Thursday, January 26, 2012

100th Post: Downtown Dreams

Someone caught a big time fish.
Over the course of the last three years and 99 posts, I've been to a lot of forlorn places. I've seen broken windows, fallen bricks, crumbling mortar, long-dead dreams, ghost signs, signs of ghosts, signs of future ghosts. Whole buildings missing like teeth. Parking lots put in their places. Main Streets empty of the souls they were built for.

Lots of forlorn places.
This isn't one of them.

Today, we're going to talk about a YMCA. I'm surprised I haven't spoken about them before, actually. The Young Men's Christian Association started in 1844 and established activity centers in the hearts of American cities great and small. Their buildings were usually multistory and grand - here's a good example from Norfolk, Virginia. And another here.

Google Map
Today, Ys look like that (above), if they still exist. In a lot of places, Little Rock included, the YMCA is a dying breed. Actually the above Y was the last one in Little Rock and it closed in December.

Google Map
The Y first showed up in Little Rock in 1885. Downtown went through three buildings since then, with the first one burning around 1915, the second built not far from there, and a third built in 1928 a few blocks from the second. We're talking about the third one.

If you squint, you can read the letters.
It was a fixture of downtown Little Rock. When Bill Clinton was governor, he would jog on the roof. In the 80s a TV movie was filmed inside. But by then white flight had bled downtown of all of its residents, and the Y was forced to close the building due to lack of interest.

It sat like that for 20 years.

Until 2010, that is, when Brad and Shellie Barnett bought the building from a holding company that hadn't put it to any good use. The roof was leaking, the paint was chipping, etc., etc. But that didn't matter to them. To them, the YMCA was a spark of life for a downtown Little Rock that desperately needed it.

So the Barnetts are repairing the YMCA. They live inside. Brad has an insurance agency on the first floor, and some businesses will be moving in later this year. I called the Barnetts, and they graciously gave me a tour of the building. It's really like nothing you've ever seen before.

The mission-style elements are everywhere, mixed in with fanciful Greek reliefs and columns. It feels like a hybrid of an Italian palazzo, a Spanish mission and the palace at Minos.

Oh. And the tile work.

It's amazing, and it's everywhere, absolutely everywhere. Just look at that staircase, where every step has a different design. (By an odd quirk, Shellie told me, the city still technically owns the tile work.) And check out this gem:

This would have meant something entirely different in 1928 than it does now. Besides that, the floor tiles are covered with symbols like the fleur de lis and others. All different. Everywhere.

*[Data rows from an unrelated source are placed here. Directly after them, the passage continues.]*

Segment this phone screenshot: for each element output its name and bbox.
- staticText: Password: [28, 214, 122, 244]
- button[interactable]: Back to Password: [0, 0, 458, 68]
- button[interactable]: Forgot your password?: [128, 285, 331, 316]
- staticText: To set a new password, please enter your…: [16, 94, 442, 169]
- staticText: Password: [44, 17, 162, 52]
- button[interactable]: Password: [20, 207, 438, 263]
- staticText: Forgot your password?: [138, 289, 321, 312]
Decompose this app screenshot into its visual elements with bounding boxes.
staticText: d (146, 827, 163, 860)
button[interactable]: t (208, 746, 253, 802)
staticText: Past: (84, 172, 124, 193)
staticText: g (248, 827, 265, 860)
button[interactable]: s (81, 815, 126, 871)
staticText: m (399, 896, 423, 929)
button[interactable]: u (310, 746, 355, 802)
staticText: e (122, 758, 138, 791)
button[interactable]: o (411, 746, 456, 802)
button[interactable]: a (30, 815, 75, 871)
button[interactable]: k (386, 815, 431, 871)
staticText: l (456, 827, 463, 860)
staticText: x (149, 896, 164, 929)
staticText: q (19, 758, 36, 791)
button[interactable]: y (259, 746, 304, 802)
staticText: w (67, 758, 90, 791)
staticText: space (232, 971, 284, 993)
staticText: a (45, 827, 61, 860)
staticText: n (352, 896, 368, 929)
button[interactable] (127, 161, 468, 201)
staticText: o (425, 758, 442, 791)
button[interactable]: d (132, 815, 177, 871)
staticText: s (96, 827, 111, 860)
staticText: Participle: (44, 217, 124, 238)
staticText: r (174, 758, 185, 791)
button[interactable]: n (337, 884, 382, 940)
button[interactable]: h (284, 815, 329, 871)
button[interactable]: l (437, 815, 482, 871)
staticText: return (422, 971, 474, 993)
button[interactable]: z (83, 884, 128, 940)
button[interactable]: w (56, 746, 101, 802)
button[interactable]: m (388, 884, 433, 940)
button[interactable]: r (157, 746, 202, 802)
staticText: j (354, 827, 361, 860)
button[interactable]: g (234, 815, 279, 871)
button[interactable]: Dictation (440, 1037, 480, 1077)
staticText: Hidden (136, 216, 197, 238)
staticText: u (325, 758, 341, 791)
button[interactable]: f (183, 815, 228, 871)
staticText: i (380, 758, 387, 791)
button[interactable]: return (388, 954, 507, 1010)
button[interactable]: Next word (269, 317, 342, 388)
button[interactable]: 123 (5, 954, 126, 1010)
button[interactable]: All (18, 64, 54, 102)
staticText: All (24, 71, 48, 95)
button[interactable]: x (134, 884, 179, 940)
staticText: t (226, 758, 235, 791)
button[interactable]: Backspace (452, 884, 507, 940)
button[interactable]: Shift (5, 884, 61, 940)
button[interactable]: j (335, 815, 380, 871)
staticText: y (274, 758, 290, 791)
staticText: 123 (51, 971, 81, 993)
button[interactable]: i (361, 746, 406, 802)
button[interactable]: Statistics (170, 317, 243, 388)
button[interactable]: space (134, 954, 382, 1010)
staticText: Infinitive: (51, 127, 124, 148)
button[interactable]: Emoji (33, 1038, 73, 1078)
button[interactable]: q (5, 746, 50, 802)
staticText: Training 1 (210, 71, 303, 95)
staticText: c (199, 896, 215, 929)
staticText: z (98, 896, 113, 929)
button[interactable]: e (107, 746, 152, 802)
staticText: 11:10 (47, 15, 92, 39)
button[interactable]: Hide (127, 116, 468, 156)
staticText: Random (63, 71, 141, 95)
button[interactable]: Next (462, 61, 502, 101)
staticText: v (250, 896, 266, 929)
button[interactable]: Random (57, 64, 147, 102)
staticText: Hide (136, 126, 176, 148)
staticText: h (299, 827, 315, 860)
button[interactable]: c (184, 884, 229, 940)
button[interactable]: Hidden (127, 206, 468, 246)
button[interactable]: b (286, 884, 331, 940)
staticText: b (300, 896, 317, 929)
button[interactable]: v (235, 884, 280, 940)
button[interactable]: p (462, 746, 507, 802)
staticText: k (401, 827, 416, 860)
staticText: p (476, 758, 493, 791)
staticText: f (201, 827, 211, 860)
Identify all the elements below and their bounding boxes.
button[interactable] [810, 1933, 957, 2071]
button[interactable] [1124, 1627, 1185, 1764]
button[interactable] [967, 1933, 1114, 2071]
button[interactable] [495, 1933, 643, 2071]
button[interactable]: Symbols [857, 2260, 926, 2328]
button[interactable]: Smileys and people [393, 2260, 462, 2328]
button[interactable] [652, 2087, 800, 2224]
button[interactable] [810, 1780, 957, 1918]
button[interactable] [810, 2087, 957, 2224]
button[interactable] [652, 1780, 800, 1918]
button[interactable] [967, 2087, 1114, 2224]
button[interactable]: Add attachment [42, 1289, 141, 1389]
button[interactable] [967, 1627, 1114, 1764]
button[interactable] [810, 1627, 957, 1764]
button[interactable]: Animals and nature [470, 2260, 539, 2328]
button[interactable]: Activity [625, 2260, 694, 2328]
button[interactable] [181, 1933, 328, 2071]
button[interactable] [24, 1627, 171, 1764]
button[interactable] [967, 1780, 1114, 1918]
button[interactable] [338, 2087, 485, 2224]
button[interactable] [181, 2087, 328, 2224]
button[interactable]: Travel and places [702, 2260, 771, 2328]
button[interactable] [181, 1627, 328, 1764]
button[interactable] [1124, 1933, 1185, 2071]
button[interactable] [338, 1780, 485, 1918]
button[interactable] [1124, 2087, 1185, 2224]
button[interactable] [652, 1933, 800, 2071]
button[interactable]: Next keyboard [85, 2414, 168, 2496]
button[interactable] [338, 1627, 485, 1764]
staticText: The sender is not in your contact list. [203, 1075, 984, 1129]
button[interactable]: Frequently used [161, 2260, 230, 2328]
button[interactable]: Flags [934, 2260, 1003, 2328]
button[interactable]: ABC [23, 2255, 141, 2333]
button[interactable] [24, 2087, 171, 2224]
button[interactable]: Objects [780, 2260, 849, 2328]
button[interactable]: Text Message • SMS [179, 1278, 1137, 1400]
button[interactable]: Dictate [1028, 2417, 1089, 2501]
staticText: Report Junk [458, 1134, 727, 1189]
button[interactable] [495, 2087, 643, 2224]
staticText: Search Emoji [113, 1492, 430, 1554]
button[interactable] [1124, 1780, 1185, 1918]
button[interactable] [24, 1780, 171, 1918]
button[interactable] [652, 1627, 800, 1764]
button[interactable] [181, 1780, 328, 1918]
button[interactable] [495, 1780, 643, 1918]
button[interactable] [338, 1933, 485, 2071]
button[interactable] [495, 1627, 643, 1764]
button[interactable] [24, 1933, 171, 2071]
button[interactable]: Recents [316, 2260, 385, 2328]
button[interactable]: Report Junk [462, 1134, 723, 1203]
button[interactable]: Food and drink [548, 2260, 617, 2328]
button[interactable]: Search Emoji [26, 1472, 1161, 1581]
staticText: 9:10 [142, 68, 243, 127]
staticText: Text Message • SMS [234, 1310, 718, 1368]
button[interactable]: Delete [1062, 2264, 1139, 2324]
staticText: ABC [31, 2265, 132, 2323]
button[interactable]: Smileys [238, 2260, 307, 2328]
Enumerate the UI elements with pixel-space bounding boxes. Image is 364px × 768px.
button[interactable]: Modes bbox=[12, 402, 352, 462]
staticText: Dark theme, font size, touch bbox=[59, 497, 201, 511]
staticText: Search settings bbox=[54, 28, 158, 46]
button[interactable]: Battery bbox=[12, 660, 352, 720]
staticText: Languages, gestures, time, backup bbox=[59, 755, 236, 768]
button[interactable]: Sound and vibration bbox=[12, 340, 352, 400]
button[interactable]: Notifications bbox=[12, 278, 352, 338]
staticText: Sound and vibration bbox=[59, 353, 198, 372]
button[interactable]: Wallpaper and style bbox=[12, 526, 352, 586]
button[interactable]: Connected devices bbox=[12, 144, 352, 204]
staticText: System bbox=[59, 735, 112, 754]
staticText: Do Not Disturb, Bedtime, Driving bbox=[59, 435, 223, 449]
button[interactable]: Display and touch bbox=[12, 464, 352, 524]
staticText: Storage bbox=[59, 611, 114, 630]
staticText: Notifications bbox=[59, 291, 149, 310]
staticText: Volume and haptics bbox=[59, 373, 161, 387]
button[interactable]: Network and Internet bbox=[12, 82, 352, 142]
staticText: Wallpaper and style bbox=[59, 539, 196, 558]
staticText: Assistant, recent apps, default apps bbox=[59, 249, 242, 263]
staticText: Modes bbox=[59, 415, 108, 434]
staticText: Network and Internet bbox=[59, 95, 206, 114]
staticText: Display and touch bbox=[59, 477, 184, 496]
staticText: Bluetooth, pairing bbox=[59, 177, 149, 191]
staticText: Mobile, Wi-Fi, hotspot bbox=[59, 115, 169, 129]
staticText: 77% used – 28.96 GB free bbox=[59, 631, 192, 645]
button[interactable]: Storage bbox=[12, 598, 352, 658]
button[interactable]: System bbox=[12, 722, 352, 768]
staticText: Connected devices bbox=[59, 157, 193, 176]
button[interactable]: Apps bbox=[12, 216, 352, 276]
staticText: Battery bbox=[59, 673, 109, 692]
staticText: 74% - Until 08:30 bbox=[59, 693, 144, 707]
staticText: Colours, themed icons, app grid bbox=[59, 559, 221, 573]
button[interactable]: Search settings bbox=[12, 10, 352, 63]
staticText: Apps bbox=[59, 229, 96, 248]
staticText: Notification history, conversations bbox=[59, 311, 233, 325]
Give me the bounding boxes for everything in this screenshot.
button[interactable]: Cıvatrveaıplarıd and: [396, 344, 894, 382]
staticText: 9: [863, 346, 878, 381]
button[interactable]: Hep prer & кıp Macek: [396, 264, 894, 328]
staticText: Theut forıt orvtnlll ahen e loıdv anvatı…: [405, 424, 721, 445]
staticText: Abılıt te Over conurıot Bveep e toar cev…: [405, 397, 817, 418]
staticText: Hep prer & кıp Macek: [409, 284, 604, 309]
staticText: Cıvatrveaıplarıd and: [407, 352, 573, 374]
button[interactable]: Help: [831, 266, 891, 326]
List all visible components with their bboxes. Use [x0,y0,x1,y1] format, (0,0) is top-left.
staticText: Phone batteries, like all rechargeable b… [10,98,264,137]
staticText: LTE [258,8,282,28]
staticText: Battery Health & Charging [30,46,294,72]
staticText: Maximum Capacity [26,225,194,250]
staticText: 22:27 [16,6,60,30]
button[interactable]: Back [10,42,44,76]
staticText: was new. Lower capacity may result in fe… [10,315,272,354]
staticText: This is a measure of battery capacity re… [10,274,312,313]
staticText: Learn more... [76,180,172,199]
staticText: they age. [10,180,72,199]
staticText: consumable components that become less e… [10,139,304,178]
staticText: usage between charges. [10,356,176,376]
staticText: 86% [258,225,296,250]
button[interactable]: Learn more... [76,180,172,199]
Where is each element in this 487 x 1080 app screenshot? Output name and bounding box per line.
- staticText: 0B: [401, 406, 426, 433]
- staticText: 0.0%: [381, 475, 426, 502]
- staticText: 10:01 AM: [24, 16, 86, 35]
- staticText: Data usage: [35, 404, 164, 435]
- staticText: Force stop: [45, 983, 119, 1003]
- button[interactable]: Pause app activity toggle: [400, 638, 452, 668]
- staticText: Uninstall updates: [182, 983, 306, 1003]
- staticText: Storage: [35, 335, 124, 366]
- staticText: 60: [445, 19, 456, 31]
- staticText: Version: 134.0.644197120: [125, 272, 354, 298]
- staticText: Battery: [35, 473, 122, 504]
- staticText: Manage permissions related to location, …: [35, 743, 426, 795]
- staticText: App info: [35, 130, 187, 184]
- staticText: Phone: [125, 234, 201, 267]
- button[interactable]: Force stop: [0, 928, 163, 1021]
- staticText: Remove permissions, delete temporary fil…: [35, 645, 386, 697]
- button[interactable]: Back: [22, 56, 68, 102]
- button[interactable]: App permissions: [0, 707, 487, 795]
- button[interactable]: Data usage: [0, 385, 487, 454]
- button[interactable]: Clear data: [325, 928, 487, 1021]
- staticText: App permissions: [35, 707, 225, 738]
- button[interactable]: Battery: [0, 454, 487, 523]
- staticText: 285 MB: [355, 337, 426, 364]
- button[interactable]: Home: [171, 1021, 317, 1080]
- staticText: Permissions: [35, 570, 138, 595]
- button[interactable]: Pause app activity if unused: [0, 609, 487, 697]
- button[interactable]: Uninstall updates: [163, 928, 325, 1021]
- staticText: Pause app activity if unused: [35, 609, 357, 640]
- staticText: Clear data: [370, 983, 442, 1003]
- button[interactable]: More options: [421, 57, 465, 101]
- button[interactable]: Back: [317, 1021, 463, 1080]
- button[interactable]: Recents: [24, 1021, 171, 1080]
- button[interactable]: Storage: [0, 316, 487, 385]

There's a plaza in the center with a fountain:

The fountain looks like this
You can walk on some of the rooftops:

Work in progress, of course.
The above shot was formerly walled in and covered with cheap, 1970s materials. When it was taken out the Barnetts were surprised to find the beautiful floor tiles you can see there. (The 1970s addition looked like this.)

Did I mention there's a pool?

It's tough to see by looking at the pictures, but the whole thing is made of tile. The floor, the sides, everything. Shellie told me some of the pool experts she had visit were completely dumbfounded by that detail. Interestingly, one stipulation of the Barnetts using the building was that they must only use the pool for personal purposes. I know, right?

There's a bunch more that I didn't get to see, like an old basketball court and the rooms where people would spend the night (It's fun to stay at the YMCA, remember?). Here are some more exterior shots:

Bricks and Gutters

The plans call this a "balcony," but I wouldn't stand on it

You can see Regions Bank photobombing there

Left bars are original, right are near-perfect reconstruction

A new lantern, hand-made

More ornate bars


Ahh. I could go on and on. The Barnetts are really doing something wonderful here, and I love their enthusiasm for something that is greatly in need of enthusiasm. The YMCA might be dying, but the built legacy it left behind won't be dead anytime soon. I hope more people go downtown because of their efforts.

For some more (awesome) pictures of the old building, check out this gallery. They were taken by Paul Henry, chairman of the Little Rock YMCA board, in 2009, long before the Barnett's work began.


1 comment:

Barbara Duncan said...

Great blog, Luke. Too bad little biddy towns like I grew up in didn't have places like this.